A steppable set {0,...,i-1} exists in which, for all
adjacent j,k, k = j+1.
Let Q[i-1] be the set of rationals indexed by
an element of {0,...,i-1}.
Let r be the maximum rational in Q[i-1]
(Lemma: maximum r exists. [1])
r is in Q+
j,k exist in N+, r = j/k
The set { i =< j/k } is a subset of {0,...,j},
is also steppable,
is not empty,
has a last member m.
m =< j/k and m+1 > j/k.
Each rational in unit interval (m+1,m+2] is larger than
each rational indexed by one of {1,...,i-1}.
The unit interval (m+1,m+2] has no rationals in it
which are indexed before p, index(p) = i.
Therefore,
before all rationals have been enumerated, at least one
unit interval does not have any rationals enumerated in it.
[1]
The set Q[i-1] of rationals indexed by one of {1,...,i-1}
contains a maximum r.
Consider BestYet, a subset of {1,...,i-1}.
k is in BestYet iff
the rational indexed by k is larger than
each rational indexed by one of 1,...,k-1
Each subset of {1,...,i-1} contains a first and a last,
unless it's empty.
BestYet is a subset of {1,...,i-1}
1 is in BestYet. It's not empty.
BestYet contains a last. Call it m.
m is the index for some rational r, index(r) = m
Consider EvenBetter, a subset of {m+1,...,i-1} of
indexes of rationals following r that are larger than r.
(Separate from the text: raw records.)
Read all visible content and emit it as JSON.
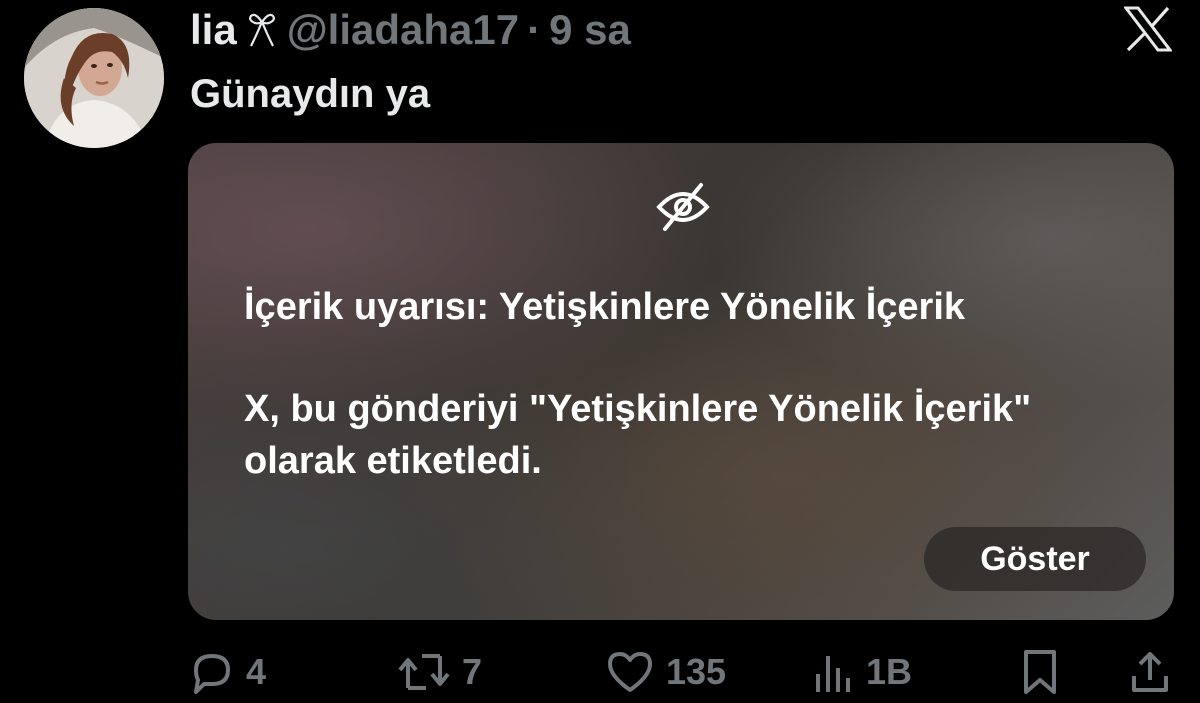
{
  "tweet": {
    "display_name": "lia",
    "name_icon": "bow-icon",
    "handle": "@liadaha17",
    "separator": "·",
    "time": "9 sa",
    "text": "Günaydın ya"
  },
  "platform_icon": "x-logo-icon",
  "warning": {
    "icon": "eye-off-icon",
    "title": "İçerik uyarısı: Yetişkinlere Yönelik İçerik",
    "description": "X, bu gönderiyi \"Yetişkinlere Yönelik İçerik\" olarak etiketledi.",
    "show_button": "Göster"
  },
  "actions": {
    "replies": "4",
    "reposts": "7",
    "likes": "135",
    "views": "1B",
    "icons": [
      "reply-icon",
      "repost-icon",
      "like-icon",
      "views-icon",
      "bookmark-icon",
      "share-icon"
    ]
  },
  "colors": {
    "background": "#000000",
    "text_primary": "#e7e9ea",
    "text_secondary": "#71767b"
  }
}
EvenBetter is a subset of {1,...,i-1}.
Either it is empty or it contains a first and a last.
Suppose n is the first element of EvenBetter,
and index(s) = n.
s > r, everything between s and r is =< r,
everything before r is =< r
s is larger than each rational indexed by 1,...,n-1.
But then n = index(s) should be in BestYet.
But then, m = index(r) is NOT last in BestYet.
Contradiction.
Therefore, EvenBetter has no first.
EvenBetter is empty.
So. We have m = index(r).
m is last in BestYet, so r > each rational indexed in {1,...,m-1}
EvenBetter is empty, so r > each rational indexed in {m+1,...,i-1}
r > each rational indexed in {1,...,i-1} other than itself.
Therefore,
r is the maximum rational indexed by one of {1,...,i-1}.
>>> For this sake ℵo natural numbers are required.
>>> More are not available.
>>
>> I claim that all the integers Z = {...,-3,-2,-1,0,1,2,3,...}
>> can be enumerated by the naturals N = {0,1,2,3,...}.
>
> This error is harder to detect, but it is not an excuse for
> the blatant mistake that I have discovered.
The bijection between Z and N is simpler than the bijection
between Q+ and N+. Why would simplicity and clarity
make this "blatant mistake" *harder* to detect?
I think that this is because your "detection process"
requires the generation of large quantities of fog
to obscure what you are saying.
This is why my counter-argument is mostly clarification of
what a natural is, what a rational is, what an enumeration is,
the significance of truth-preservation.
The points I make are intended to be simple points.
It is their simplicity which opposes your obfuscation.